Good luck trying to find how that roughly $85 million was spent, other than on payroll. The offices of Controller Charles Hicklin and County Executive Joe Parisi have not responded to Badger Institute emails asking for explanations.
Opaque
The GAO concluded that this lack of accountability, baked into the CARES Act bill, has made it tough to estimate the overall cost of the waste, fraud and abuse. There are, however, some hints. Even with several large agencies not reporting estimates, the federal Office of Management and Budget estimated more than $281 billion in improper payments for the pandemic fiscal year 2021. That’s $75 billion more than reported the fiscal year before and double the amount reported in fiscal 2017.
How much of that is tied directly to pandemic spending may not be known for a long time. While the CARES Act called for establishing a Pandemic Response Accountability Committee to oversee emergency funding, political squabbling delayed actual funding for the committee by a year. By then, the passage of ARPA had pushed pandemic spending past $4 trillion.
“We found that many agencies — including those that administer some of the largest COVID-19 relief programs — did not develop effective internal controls or apply financial management practices to manage and oversee the distribution and use of COVID-19 relief funds,” the GAO report says.
The GAO recommends that agencies designate any new program distributing $100 million or more as “susceptible to improper payments” and make those payment totals part of their annual reports.
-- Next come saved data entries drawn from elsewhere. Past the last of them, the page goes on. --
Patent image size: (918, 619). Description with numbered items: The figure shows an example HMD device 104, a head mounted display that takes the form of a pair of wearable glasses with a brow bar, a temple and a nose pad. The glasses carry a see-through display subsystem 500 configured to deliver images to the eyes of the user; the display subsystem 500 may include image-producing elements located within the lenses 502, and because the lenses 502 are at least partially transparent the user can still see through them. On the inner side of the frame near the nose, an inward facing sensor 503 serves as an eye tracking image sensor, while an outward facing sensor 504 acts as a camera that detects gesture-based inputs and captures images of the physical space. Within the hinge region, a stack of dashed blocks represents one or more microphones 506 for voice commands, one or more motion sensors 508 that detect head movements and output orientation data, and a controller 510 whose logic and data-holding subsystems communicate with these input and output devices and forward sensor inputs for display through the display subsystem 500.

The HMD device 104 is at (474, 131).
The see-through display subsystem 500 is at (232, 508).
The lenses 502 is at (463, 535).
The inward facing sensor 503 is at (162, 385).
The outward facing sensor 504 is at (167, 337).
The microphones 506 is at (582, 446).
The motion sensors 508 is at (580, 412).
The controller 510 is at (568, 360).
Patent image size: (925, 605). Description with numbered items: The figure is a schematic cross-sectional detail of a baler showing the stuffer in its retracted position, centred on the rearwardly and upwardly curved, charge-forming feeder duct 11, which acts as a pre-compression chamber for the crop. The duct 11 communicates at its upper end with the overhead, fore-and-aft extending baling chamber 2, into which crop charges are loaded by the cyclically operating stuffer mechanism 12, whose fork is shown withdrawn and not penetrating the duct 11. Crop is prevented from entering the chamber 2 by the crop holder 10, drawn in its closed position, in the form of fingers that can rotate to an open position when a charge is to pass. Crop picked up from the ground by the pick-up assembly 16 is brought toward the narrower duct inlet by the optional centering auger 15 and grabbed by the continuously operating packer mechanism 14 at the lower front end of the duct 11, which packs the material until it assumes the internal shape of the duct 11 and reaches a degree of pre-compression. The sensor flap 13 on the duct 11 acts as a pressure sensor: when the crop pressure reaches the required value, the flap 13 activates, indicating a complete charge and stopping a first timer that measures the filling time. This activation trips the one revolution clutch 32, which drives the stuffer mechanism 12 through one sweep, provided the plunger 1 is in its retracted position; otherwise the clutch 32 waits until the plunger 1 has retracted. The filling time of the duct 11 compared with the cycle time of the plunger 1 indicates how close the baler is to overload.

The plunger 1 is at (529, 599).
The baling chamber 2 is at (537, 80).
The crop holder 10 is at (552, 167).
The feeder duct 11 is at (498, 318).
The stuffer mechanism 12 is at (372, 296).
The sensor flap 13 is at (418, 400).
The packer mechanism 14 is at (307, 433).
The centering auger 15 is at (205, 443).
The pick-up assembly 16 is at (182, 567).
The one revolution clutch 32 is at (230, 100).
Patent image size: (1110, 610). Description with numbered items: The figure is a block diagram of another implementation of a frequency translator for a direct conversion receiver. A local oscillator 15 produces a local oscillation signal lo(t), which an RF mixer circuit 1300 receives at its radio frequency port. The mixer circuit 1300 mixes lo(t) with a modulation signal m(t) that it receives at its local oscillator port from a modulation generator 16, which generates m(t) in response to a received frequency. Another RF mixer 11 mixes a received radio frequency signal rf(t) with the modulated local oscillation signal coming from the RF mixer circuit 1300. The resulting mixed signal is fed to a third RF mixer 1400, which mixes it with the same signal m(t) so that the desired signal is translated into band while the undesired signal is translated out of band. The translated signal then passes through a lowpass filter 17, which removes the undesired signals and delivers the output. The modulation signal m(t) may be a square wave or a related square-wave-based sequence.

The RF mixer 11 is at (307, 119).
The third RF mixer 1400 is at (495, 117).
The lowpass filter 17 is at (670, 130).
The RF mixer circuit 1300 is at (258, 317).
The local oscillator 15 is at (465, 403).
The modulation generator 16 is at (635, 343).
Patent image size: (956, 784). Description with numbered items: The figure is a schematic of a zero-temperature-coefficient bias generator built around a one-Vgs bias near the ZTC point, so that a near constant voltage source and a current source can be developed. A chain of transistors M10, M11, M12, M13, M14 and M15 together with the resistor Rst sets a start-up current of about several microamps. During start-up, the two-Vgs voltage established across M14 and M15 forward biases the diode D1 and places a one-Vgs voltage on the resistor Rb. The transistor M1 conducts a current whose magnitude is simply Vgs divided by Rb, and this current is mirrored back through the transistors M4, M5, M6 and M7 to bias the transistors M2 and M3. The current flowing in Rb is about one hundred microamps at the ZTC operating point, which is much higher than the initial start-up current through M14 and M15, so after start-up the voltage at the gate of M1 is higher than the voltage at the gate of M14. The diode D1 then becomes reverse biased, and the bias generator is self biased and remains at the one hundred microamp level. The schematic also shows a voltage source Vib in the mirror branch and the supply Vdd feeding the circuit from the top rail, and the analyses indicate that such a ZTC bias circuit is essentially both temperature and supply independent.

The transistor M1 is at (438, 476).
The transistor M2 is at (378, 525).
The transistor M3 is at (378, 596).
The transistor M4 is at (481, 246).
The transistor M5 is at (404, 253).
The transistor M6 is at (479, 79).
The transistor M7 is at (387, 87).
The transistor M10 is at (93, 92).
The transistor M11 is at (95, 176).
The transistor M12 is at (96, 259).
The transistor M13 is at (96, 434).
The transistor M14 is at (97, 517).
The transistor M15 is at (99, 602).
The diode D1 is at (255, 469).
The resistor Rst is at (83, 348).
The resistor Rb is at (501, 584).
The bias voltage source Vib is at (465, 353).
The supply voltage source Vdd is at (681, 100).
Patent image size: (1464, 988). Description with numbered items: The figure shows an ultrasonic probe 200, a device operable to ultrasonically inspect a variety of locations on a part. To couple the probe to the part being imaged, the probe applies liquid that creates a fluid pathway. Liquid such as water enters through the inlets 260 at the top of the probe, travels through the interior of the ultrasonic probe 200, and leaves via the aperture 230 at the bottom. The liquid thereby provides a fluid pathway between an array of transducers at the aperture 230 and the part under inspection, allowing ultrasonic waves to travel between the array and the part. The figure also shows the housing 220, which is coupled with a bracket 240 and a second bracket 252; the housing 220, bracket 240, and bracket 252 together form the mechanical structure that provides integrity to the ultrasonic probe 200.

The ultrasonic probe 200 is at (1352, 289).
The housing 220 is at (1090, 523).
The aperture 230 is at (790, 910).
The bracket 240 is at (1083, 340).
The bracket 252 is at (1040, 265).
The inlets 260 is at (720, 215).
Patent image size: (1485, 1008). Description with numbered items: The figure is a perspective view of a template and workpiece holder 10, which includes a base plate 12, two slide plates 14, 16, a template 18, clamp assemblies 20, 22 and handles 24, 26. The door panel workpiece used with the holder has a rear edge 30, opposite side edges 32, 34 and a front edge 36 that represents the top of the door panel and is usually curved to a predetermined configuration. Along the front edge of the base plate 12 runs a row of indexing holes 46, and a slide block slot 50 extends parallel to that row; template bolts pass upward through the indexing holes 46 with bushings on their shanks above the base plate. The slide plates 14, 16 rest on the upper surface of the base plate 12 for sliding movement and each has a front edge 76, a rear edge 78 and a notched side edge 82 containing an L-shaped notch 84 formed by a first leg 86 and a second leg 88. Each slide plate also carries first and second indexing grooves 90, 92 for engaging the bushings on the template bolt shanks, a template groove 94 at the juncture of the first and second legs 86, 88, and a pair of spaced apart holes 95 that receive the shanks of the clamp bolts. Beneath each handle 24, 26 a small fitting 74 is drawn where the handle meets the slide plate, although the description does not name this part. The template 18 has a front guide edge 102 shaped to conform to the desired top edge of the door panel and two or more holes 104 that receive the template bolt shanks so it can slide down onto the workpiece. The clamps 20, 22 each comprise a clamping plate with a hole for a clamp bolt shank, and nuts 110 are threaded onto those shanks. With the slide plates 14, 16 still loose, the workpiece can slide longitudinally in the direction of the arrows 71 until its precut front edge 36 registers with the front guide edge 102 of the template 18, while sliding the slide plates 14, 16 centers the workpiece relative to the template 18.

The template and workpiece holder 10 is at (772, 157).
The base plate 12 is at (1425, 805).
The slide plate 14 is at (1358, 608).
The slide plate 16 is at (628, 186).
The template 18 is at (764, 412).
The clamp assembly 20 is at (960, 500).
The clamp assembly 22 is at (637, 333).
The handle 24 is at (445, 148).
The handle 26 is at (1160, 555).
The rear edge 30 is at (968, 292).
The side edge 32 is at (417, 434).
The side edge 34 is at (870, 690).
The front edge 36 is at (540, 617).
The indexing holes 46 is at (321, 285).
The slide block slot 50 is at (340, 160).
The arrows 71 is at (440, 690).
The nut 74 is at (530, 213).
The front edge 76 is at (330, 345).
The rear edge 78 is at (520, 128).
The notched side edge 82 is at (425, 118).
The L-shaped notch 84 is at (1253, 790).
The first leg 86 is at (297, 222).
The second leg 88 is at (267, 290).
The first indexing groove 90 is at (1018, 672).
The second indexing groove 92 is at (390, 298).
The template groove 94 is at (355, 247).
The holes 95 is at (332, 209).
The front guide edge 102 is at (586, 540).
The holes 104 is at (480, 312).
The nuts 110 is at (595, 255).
Those annual reports should also include reviews of fraud control and risk management for the previous year, according to the report.
The Office of Management and Budget should assist agencies in developing a plan to account for all funding in the event of emergencies in the future and to make that spending available on the USAspending.gov website.
As we reported in our last issue, Wisconsin communities still have millions in CARES Act funds left to spend. The state has already received nearly $1.5 billion of an expected $2.5 billion in ARPA funds and after a year, more than $900 million of it hasn’t been spent, according to State Auditor Joe Chrisman.
Like Routes to Recovery, it likely will be months before any reimbursement documentation is made public. It is also likely that ARPA will be just as opaque as the CARES Act.
Mark Lisheron is the managing editor of Diggings.